Thursday, August 6, 2015

WC: Behind the Bade - Deputy Cory Patmore

J-E Editor

Everyday the people of Webster County are served by the members of our various local law enforcement agencies. From the city police departments to the Sheriff’s office and Fish and Wildlife officers, these men put their lives on the line every day so that we can be safe.
During 2015 the J-E will look to honor each of these officers by telling their story in the pages of our newspaper. Please, join us in thanking these officers for what they do.

Deputy Cory Patmore
Webster County Deputy Cory Patmore is living the dream, or at least he is living his dream.
“Being a police officer was my childhood dream,” the Dixon native said. “Now I am blessed to serve in the community that I was born and raised in.”

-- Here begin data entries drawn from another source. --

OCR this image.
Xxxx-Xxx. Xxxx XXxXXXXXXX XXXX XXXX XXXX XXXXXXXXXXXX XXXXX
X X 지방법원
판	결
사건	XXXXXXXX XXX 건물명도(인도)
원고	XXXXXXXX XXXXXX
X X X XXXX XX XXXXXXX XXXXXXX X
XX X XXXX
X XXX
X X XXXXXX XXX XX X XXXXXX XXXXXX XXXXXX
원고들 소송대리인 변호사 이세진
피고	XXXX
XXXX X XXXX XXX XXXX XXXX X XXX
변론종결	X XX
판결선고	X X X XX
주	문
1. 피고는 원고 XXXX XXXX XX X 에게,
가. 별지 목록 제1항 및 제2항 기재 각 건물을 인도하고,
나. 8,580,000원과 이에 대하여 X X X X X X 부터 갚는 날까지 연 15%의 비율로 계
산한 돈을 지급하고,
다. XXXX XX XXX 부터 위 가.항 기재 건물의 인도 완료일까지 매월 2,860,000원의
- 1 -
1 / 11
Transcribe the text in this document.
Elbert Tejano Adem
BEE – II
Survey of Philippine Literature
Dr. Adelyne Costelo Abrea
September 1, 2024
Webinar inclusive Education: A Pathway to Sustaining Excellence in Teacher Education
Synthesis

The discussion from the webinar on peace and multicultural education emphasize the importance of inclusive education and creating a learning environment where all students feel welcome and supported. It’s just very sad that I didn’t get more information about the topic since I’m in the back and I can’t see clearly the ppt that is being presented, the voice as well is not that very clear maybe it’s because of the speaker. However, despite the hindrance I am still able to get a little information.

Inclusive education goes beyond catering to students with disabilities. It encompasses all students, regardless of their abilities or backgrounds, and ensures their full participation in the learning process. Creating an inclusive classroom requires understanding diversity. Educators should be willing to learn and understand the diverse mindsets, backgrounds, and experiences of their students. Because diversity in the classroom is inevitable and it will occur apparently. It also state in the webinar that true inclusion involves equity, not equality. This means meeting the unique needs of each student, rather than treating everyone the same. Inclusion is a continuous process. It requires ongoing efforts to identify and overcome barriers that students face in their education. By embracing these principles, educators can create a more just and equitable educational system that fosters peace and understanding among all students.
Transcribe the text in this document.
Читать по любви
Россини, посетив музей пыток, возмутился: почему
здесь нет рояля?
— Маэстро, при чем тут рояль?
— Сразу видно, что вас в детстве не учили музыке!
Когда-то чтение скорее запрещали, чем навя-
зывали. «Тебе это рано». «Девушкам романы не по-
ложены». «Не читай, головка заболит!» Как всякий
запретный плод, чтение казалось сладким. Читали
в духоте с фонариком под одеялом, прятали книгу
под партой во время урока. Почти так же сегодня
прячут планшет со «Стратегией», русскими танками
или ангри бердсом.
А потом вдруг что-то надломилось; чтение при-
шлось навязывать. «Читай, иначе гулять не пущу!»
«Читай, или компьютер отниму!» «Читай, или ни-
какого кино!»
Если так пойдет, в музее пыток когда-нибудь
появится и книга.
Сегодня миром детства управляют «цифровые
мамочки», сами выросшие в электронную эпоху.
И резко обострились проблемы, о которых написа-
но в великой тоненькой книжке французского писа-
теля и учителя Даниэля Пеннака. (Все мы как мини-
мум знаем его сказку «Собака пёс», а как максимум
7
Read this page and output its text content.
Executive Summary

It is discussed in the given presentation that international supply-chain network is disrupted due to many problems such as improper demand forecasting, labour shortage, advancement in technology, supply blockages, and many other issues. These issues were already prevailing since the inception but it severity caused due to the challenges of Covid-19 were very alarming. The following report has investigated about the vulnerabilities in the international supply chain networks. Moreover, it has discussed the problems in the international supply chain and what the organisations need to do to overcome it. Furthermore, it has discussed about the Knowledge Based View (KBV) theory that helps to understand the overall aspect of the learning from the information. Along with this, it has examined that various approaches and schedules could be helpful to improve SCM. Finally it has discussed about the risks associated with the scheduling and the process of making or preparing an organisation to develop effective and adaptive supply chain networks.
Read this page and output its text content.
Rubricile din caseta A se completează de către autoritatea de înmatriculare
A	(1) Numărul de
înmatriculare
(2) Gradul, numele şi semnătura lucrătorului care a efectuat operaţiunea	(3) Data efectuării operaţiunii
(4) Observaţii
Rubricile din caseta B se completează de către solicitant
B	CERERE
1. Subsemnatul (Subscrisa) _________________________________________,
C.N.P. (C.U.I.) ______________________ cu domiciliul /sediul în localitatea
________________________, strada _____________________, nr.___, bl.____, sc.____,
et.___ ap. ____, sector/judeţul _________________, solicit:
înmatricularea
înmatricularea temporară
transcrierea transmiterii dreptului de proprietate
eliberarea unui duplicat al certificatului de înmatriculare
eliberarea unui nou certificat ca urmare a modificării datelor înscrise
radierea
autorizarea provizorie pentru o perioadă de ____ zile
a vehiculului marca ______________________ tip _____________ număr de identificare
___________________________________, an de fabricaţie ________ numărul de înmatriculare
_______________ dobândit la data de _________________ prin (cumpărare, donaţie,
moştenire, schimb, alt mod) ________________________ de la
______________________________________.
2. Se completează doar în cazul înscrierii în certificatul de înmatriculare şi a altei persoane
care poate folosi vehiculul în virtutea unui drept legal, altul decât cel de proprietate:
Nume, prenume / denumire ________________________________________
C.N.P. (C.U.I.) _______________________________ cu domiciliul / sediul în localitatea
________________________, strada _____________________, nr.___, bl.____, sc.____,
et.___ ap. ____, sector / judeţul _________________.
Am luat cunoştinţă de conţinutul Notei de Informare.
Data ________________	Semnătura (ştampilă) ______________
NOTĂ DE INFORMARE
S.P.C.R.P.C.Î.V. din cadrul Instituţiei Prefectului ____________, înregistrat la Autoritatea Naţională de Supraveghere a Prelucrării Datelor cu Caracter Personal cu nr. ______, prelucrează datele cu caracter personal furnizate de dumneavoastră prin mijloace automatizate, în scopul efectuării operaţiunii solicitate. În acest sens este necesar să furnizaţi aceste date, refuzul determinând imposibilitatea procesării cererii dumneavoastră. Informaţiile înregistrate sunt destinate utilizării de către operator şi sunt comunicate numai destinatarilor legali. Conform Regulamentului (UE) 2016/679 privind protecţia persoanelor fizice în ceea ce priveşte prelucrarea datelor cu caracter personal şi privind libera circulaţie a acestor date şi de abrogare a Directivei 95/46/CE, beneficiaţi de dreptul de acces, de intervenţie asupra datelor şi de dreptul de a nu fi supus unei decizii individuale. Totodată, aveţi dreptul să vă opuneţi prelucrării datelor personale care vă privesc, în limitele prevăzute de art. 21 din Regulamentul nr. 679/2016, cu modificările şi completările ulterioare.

After graduating from Webster County High School, Patmore attended Kentucky Welseyan College in Owensboro, where he earned a Bachelor’s Degree in Criminal Justice. From there he went to work at the Webster County Detention Center as a deputy jailer. That’s where he was when Sheriff Frankie Springfield gave him the opportunity to be a deputy sheriff.

“Helping my lifelong community is a blessing,” Patmore said. “I take pride in recovering stolen items for theft victims. Families work hard for their property, and I work hard to find what is rightfully theirs.”

The Webster County Sheriff’s Department has kept six deputies on staff since Patmore joined the force in 2010. For this deputy, that number is significant.

“Years ago there were only two or three deputies,” he said. “Six deputies allows us to better serve Webster County. The court security bailiffs are also very helpful. More deputies equals more patrols and quicker response times. But, there is always a need for more.”
For a first responder, sometimes working in the community you grew up in is not always pleasant. When it comes to tragedy, the sheriff’s deputies are often the first ones on the scene of accidents or crimes that involve people they’ve seen or known for years.

“My job is to help when we’re needed the most,” Patmore said. “Unfortunately, a need for help often means that something bad has happened. We see people when they are most vulnerable. Its difficult to see them suffer.”